How would you approach the process to opensource a proprietary codebase, especially regarding things such as ensuring that no secrets are sitting somewhere in the history.
I'd be tempted to publish without history but I feel like a lot of important context will be lost.
Making something available publicly is a far shot from actually having an open source project in my opinion. Good luck in your endeavors, it's a lot of work!
What do you want to achieve by open sourcing? Are you trying to grow your username, gain trust or is it just throwing code over the fence so users can go on while you focus elsewhere. Do you hope for contributions or do you want to continue driving the project?
From there you can derive the community management you have to do. The more involvement you want from externals the more you have to invest in community management. (The more you want the quicker and more thorough you have to respond)
Then be aware of all the legal things. When using libraries: anything lgpl or gplnlicensed stuff with something incompatible etc.?
And then for secrets best is indeed squashing the history. Makes it in the beginning a bit annoying, but you might have code comments or commit messages referring to customers or have experiments with libraries of unacceptable license or whatever in there. Limiting review to recent state is a lot simpler.
a) Make sure it's actually all your code - not code you copied from some other closed source project, or a contractor gave you 3 years ago. b) Remove the questionable comments about other employees and their managers c) If you're removing history you are removing some of the rational about why things are like they are - that does make it harder for people in the future to change things
1) run the full contents of HEAD into a space-separated list of tokens considered "okay".
2) dump out the full history into a space-separated list of tokens, filter out everything in the "okay" list, and list what's left.
You might want to set up some sort of incremental regex filter thing to chew through the list efficiently.
But if you implicitly trust HEAD as "incontrovertibly okay" this might filter out a lot of tokens for you.
In addition to the good advice here, you might want to check for anything potentially embarrassing, such as offensive language in comments, identifiers or commit comments. Some "tech bros" can be remarkably dumb about that stuff. Of course if you developed all this yourself, no problem.
Edit for clarification: You can delete the history for the open-source version and publish it with a fresh history. And keep the original history internally in case it is ever needed.
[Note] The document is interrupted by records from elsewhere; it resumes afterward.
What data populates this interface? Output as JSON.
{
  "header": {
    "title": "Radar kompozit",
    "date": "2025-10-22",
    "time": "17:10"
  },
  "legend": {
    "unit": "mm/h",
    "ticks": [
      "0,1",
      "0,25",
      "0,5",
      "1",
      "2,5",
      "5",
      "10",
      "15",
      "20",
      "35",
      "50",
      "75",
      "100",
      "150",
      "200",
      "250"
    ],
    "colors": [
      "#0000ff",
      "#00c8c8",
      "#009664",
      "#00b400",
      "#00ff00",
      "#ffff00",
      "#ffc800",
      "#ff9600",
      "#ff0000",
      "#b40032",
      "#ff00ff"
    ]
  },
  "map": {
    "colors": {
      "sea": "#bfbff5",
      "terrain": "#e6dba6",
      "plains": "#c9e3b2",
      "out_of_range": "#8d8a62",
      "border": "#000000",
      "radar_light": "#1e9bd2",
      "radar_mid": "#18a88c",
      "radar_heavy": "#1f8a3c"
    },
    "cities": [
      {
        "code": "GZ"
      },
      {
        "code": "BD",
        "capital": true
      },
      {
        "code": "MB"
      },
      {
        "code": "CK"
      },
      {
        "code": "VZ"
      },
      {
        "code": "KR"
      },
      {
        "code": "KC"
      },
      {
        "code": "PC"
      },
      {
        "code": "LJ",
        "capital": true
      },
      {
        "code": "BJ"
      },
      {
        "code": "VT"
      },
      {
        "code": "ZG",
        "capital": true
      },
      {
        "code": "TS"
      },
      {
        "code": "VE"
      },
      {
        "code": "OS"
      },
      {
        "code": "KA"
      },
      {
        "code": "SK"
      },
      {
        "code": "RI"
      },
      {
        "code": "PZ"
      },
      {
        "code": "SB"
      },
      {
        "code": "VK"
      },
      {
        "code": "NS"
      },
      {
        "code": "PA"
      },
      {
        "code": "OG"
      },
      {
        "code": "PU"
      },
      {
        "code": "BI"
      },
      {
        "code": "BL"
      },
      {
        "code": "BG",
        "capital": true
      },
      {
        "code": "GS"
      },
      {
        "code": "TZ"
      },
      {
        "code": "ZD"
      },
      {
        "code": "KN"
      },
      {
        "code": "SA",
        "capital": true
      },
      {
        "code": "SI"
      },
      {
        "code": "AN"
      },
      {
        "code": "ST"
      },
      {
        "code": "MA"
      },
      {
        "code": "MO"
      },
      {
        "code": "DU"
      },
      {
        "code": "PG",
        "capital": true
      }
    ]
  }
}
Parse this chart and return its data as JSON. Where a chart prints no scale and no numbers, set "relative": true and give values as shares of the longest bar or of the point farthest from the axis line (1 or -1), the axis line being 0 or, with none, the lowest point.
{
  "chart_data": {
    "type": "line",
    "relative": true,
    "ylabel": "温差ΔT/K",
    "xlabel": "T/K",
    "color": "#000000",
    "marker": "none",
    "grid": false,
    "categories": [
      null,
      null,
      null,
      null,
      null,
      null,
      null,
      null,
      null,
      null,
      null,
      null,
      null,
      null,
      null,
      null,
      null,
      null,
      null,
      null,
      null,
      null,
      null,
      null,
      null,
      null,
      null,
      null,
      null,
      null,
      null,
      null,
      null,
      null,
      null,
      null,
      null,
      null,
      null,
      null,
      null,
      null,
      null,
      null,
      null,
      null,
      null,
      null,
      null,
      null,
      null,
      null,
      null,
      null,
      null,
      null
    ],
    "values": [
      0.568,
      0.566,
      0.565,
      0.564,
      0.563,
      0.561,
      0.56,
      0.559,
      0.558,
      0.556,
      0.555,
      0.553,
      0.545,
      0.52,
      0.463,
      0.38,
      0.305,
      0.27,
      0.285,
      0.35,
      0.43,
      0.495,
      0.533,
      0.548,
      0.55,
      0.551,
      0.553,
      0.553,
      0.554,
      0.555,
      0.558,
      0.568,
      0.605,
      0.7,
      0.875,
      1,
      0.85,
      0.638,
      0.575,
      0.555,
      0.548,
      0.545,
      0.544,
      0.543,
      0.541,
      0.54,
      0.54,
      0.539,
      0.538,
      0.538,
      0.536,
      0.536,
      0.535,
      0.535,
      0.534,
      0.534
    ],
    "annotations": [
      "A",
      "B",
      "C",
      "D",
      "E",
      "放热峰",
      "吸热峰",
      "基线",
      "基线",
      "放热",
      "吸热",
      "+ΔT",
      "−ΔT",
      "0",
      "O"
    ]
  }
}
Do not publish the history. Fresh start for open source.
Also it gives you the chance to secret scan it and remove any swearing and embarrassing comments (I haven’t seen a codebase without any yet)
I wrote the library because the issue it solves in MinIO's Python client was marked as "won't fix" and it has been useful for many people (we put it on PyPI before adding it to GitHub), and I was glad a few days ago to see that MinIO added something very similar to their Python client (they added a Python wrapper just like bmc).